I used to dissect the various guns from the tubes, and noticed the Sony types always had Really Tiny cathodes. --Ive seen bigger pinheads!

They are/were only around 1-1.5mm in diameter, while the other sets delta gun tubes like A56-120X, (A development of Mullard under-licence from RCA--guess there is a 560xxx22 equivalent over in USA), and Mono tubes had much more robust looking cathodes--About 2.5mm diameter for most of them, and looked 'solid' in comparison, to the feeble tiny Sony CRT parts.

Always reckoned that this was the cause of the 'unboostability' we found in UK using the old 'Bulb-Bopper'--Even the B-K wouldn't do them--Always ended in disaster.

(A 15W pygmy bulb wired in series with cathode, grid and 240V mains. It also had some switches and a 6.5V-8V transformer)
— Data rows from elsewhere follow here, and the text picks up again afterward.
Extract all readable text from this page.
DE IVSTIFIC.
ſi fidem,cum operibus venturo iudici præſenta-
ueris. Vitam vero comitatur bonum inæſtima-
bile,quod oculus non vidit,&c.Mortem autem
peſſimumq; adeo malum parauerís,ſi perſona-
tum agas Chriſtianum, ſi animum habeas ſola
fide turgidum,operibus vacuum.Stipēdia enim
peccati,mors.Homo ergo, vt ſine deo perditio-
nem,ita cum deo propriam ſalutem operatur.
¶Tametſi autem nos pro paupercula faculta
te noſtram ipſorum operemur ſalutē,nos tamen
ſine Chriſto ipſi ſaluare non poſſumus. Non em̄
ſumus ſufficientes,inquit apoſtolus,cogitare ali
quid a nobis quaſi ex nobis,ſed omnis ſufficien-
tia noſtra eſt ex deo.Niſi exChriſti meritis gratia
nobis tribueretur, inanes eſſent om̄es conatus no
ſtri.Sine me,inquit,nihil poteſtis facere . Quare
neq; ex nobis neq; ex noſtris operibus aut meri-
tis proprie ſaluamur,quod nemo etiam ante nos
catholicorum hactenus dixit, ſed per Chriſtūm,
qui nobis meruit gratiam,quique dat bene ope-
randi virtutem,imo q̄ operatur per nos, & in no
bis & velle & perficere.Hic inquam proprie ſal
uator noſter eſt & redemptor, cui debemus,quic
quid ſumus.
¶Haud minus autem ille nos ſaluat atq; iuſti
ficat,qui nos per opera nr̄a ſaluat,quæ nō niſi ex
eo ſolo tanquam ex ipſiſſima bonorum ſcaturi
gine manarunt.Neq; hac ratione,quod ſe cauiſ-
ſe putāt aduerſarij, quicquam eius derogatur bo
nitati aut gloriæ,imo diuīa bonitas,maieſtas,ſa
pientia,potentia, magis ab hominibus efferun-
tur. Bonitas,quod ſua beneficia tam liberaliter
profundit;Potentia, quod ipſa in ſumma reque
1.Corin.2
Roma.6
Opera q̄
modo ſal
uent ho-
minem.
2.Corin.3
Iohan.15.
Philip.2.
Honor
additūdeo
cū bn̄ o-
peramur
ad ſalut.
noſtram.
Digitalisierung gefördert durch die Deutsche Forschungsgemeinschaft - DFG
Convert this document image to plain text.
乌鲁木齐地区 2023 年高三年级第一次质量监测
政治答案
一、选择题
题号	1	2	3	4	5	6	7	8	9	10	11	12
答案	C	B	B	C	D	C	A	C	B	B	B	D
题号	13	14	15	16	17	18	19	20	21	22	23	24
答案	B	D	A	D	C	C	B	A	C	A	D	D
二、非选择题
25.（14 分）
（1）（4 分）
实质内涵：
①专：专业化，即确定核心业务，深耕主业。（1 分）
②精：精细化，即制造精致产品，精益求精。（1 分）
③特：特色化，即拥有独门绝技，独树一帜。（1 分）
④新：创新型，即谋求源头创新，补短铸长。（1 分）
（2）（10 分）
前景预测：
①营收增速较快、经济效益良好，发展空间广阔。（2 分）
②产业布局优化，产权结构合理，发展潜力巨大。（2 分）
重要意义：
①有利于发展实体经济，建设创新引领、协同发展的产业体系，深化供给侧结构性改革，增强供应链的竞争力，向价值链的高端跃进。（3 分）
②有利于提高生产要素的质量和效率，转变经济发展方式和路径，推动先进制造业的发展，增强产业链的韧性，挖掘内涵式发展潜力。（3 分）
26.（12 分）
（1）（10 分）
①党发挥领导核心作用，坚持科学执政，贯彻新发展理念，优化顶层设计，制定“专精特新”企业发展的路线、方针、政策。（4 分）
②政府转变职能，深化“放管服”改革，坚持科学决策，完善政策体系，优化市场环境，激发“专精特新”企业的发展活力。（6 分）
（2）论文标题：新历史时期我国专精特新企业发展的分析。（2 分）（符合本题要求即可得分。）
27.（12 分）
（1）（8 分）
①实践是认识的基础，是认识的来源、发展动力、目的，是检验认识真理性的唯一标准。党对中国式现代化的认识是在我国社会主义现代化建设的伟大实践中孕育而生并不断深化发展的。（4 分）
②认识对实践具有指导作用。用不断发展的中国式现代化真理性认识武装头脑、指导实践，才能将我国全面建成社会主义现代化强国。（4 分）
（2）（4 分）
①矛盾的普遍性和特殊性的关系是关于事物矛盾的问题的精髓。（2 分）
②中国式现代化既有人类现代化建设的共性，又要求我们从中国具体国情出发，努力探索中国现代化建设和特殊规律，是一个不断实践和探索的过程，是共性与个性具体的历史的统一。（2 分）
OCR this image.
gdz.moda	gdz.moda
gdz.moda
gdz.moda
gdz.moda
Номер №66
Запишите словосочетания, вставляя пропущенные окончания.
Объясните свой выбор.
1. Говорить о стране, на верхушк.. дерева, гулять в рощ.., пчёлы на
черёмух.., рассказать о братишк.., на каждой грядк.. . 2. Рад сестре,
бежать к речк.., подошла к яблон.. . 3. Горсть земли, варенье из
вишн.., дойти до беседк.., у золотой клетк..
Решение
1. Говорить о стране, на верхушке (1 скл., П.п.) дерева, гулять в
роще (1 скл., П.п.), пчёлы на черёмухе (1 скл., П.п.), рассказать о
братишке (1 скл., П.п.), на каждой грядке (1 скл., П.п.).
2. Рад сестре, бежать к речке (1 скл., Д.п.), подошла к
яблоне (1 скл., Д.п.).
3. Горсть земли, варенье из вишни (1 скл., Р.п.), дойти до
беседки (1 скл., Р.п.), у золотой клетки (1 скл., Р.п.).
The tiny Sony cathodes were literally torn apart by the heavy arcing and currents the 15W bulb allowed to pass--Lit this is around 60mA, More with a cold bulb. No wonder all the sparking occured!

I'm guessing the same old process of slow ageing over the years must be causing the sony tubes to go low, just like them all, no different really apart from the size, so tried the above as an alternative--Nothing to lose on a stuffed CRT!

I notice probably every CRT booster has an increase heater option while boosting, maybe with some very low CRT's this is essential to get things started...
Just go in small stages till you get some current flowing and make sure there's no arcing going on!